Encore une fois, un nombre important de postes en médecine de famille sont restés vacants à la suite du premier tour du Service de jumelage des résidents (CaRMS) 2024. Sur les 528 postes offerts, 91 (17 %) n’ont pas trouvé preneur, alors que dans les autres spécialités il n’en reste que 6 sur 441 (1 %).

Sommes-nous vraiment surpris ? Je ne le pense pas. On reçoit les résultats et on se remet à la tâche pour tenter d’aller chercher quelques résidentes et résidents de plus au deuxième tour d’avril.

Il n’en reste pas moins que seulement 50 % de nos externes finissent par rejoindre la médecine de famille (et non 55 %) et qu’il manque de 1000 à 1400 médecins de famille au Québec, selon la méthode utilisée.

La valorisation de notre spécialité est-elle encore possible après autant d’années de résultats décevants ? Ma réponse est oui et pour plusieurs de mes collègues aussi, mais attention, on n’y arrivera pas sans un processus de réflexion sérieux partagé par l’ensemble des parties prenantes. La Table nationale de concertation sur la valorisation de la médecine de famille a justement été créée à cet effet, réfléchir ensemble, poser des diagnostics, mais surtout trouver des solutions. Les objectifs sont ambitieux, mais à mon avis atteignables. Le temps presse, cependant, si on espère combler d’ici quelques années le déficit important de médecins de famille.

Malgré ce travail gigantesque en cours et la volonté des participantes et participants à arriver à proposer des solutions concrètes, il y a des irritants qui viendront neutraliser les efforts investis par cette Table nationale de concertation que j’appellerais les dévalorisants.

Ces derniers sont souvent plus puissants que nos actions de promotion. Des exemples nombreux sont liés à l’ère Barrette de 2014 à 2018, qui ont conduit au désintéressement majeur des étudiantes et étudiants pour la médecine de famille, et, on ne se le cachera pas, de plusieurs médecins en pratique.

Le discours politique et ses impacts prévisibles

Force est de constater que nos élus n’ont pas encore appris que le fait de dénigrer de quelque façon les médecins de famille sur la place publique ne fait qu’envenimer la situation. Les étudiants y sont très sensibles. Que 13 000 patientes et patients plus vulnérables soient en attente, c’est désolant et nous devons trouver des solutions pour les intégrer rapidement et en assurer le suivi. Mais pourquoi encore mettre publiquement et de façon à peine voilée, la « faute » sur les médecins de famille plutôt que de voir comment remédier au problème avec les autorités compétentes ?

De rendre publique la situation, soit, mais pourquoi ne pas parler de l’effort important démontré par les médecins de famille pour répondre aux besoins du GAP qui a dépassé les cibles et de la complicité des médecins de famille dans la recherche de solutions ?
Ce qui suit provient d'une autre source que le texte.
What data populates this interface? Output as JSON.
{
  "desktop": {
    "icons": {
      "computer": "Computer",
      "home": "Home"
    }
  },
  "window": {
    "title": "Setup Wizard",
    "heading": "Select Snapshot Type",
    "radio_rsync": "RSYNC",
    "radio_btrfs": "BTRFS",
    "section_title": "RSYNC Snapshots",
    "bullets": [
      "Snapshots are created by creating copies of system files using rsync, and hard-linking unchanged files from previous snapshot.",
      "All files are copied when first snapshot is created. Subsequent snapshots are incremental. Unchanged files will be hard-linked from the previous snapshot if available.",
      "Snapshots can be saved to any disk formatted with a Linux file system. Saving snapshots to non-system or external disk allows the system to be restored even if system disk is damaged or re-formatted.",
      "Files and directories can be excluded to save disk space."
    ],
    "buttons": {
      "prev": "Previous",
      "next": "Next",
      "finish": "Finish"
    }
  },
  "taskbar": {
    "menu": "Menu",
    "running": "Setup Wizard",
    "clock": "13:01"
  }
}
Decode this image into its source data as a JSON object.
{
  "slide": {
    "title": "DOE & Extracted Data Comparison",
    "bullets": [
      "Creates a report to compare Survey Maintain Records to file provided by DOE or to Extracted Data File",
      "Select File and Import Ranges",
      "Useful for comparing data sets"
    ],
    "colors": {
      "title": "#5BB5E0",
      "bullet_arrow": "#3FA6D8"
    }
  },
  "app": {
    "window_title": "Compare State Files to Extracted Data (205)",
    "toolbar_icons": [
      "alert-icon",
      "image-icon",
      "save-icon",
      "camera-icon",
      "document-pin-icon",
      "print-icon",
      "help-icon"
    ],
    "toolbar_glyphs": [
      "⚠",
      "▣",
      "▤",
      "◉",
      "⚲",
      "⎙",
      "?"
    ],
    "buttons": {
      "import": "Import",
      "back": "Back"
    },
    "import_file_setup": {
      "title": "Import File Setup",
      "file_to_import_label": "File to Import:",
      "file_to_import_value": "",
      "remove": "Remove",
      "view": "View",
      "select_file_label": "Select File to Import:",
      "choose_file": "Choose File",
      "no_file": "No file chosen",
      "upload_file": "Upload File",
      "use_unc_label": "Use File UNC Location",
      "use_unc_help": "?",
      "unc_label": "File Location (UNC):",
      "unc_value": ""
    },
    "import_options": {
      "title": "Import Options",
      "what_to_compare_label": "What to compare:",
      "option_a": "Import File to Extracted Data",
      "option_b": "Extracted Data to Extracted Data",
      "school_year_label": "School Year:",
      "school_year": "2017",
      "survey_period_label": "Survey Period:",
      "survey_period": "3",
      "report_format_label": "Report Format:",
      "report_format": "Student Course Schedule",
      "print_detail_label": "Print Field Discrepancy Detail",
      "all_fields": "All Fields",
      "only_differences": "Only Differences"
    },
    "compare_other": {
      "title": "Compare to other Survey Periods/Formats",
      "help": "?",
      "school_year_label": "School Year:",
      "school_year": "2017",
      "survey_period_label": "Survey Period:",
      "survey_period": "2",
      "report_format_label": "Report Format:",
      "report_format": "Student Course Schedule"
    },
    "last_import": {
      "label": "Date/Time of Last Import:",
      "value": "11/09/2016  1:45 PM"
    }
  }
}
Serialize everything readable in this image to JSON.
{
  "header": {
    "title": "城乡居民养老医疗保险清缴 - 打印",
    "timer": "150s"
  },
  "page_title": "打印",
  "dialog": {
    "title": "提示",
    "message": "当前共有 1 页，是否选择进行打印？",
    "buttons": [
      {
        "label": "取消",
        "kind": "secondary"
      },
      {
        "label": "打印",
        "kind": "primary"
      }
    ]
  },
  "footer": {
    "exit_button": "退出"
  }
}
Un « j’ai confiance que nous allons être capables de remédier à cette situation en collaboration avec nos partenaires médecins de famille », de la part du ministre de la Santé, aurait fait toute la différence. Les politiciens sont habituellement habiles pour tourner une situation négative en un facteur positif. Cela aurait, en pleine période de classement du CaRMS, apporté des renforts aux efforts déployés par les programmes de médecine de famille, les syndicats et même le Ministère qui démontre, il me semble, un réel intérêt à améliorer la situation du recrutement étudiant.

Et que dire des impacts sur nos médecins en pratique. La volonté du ministre d’augmenter l’offre de services de première ligne et d’en améliorer la gestion est un but louable, mais le seul fait de l’imposer par règlement laisse un goût amer aux médecins de famille qui se démènent, malgré un épuisement pour plusieurs, afin d’assurer des services adéquats à la population, services qui vont bien au-delà de la première ligne. Plutôt que de vouloir réduire l’autonomie des médecins de famille à tout prix, le gouvernement aurait avantage à favoriser le dialogue et l’innovation afin d’améliorer les pratiques. Ça ne fait peut-être pas la une des journaux, ça ne se comptabilise peut-être pas d’un point de vue électoral, mais ça devrait apporter des solutions durables et efficaces.

Les médecins de famille sont sur le terrain et assument leurs tâches pour faire en sorte que notre système de santé puisse fonctionner le mieux possible, mais surtout nous sommes là pour nos patients, pour leur santé, que ce soit au bureau, à l’urgence, au CHSLD, à l’hôpital ou encore en tout lieu où nos prestations sont requises. Les patients seront toujours au centre de nos actions et de nos priorités.

Une juste reconnaissance de la médecine de famille par le gouvernement et l’ensemble des collègues des autres spécialités, des conditions de pratique favorisant le travail et l’épanouissement, de même qu’une réelle collaboration interprofessionnelle sont des éléments déterminants pour reconquérir les étudiantes et étudiants en médecine.